Wednesday, 21 March 2012

Busaba Eatviet

Just a little over two years’ ago Viet Hoa embarked on a total re-branding exercise and abandoned the canteen-for-the-proletariat identity it had thrived on for about eight years. Whilst the majority of its contemporaries on The Pho Mile remained faithful to this formula Viet Hoa decided to attract more of the Hoxton’s and Shroeditch’s hipsters to its doors instead and proclaim-

We proudly welcome fans of Aphex Twin and the Gavin Turk brigade to our family-run restaurant that serves freshly cooked ethnic food and a service which complies with your lifestyle and every whim.

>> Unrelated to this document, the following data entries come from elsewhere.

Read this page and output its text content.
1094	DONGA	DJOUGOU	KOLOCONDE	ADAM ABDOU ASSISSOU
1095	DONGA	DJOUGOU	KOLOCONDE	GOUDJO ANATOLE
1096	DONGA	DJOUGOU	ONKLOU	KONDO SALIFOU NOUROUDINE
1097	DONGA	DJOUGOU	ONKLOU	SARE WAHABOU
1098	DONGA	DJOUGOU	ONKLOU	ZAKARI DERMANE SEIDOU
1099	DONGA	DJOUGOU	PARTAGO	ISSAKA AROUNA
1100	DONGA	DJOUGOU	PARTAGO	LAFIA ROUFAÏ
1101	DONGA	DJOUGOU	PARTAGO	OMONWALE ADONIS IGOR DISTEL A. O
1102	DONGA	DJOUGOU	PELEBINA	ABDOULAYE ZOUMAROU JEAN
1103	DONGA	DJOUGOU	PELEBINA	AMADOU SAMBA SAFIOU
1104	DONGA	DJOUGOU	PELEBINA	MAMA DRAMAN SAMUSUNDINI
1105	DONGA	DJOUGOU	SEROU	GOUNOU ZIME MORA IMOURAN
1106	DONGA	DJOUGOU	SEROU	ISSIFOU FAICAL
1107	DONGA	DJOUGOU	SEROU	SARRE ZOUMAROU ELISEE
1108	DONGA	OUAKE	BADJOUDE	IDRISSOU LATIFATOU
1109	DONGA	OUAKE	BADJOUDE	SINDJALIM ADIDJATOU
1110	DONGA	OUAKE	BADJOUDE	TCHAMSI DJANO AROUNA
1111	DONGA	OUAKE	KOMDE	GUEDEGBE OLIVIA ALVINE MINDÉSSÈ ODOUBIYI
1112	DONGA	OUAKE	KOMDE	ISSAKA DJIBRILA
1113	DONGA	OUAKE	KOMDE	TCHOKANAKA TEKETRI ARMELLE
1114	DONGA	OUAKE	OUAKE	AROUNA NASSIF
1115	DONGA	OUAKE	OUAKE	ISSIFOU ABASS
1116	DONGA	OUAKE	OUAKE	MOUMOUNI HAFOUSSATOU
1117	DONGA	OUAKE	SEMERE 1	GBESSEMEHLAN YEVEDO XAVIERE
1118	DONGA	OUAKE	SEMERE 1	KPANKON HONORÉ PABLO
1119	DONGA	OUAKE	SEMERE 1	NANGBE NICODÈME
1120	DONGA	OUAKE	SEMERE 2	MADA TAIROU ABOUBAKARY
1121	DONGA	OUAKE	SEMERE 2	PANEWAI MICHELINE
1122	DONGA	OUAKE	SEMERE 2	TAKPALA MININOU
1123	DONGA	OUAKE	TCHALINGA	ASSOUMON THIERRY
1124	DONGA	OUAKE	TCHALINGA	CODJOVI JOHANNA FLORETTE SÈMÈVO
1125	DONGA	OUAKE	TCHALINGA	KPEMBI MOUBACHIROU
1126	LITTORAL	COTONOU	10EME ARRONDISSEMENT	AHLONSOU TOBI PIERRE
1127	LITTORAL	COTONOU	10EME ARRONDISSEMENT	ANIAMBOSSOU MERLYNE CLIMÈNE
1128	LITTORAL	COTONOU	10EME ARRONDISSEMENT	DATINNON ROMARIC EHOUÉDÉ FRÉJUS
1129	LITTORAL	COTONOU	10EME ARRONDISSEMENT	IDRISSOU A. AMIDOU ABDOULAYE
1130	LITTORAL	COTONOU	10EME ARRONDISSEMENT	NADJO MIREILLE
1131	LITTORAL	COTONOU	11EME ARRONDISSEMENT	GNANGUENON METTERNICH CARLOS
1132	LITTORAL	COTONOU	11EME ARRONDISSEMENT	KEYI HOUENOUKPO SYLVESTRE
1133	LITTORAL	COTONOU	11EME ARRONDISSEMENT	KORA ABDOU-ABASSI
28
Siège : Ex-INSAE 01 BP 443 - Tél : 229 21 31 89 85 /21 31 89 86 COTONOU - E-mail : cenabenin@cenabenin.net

IOW- free WiFi, music playlists, exotic Beerlao, and amongst other things, the loo…a latent one that is but cunningly executed.

If Alan Yau were to start a chain of Vietnamese joints then the above would be it right up his street but Viet Hoa have nipped it before he can utter Busaba Eatviet. Viet Hoa is divided into two sections, Café on ground level (where I have always dined) and the Mess in the basement, which adopts a plusher dining experience to take on the likes of Viet Grill. I must say that two years on it still looks pretty ok and almost none of the wear and tear that are normally associated with the use of cheap and compromised shop fittings
were evident.

I don’t care much now for the the rest of the food served at Vietnamese restaurants in London but at the very least the pho has to be good.

Banh cuon-
It was woeful and poor. Discarded strips of nondescript hor fun
noodles thrown in with a tiny amount of juliennes of Vietnamese sausage and a nominal ‘yawn yawn’ salad. A good and proper bánh cuốn should and always be presented like this (cannelloni form) and taste out of this world but sadly the above took the piss.

Chả cá Hà Nội-
Grilled fish Hanoi style (or for the occidental diners you’ll be offered sizzling salmon instead) served with a generous rice vermicelli salad.

The fish in question, like tilapia, is one of the world’s most intensively farmed varieties otherwise known as basa, pangasius or plain catfish. The dish whilst potentially good was beautifully seasoned and ‘herbed’ but badly let down by the fish that tasted as if it had been frozen and thawed over and over again.

The pho

A good visual test for a half-decent bowl of pho is that the broth should exhibit a hue that’s similar to jasmine tea. And when it comes to matters regarding the olfactory perception and tastebuds, the bowl should also possess a perfect balance of savoury-beefy yang and aromatic fresh-herbs yin. So good things abound; for there was the depth of flavour, good beef chucked in, al dente hor fun, freshness of the ingredients as a whole, wedges of lime instead of shortcuts like lemons…it was simply a dish worth slurping loudly and deliciously.

The pho at Viet Hoa is very good but that’s all.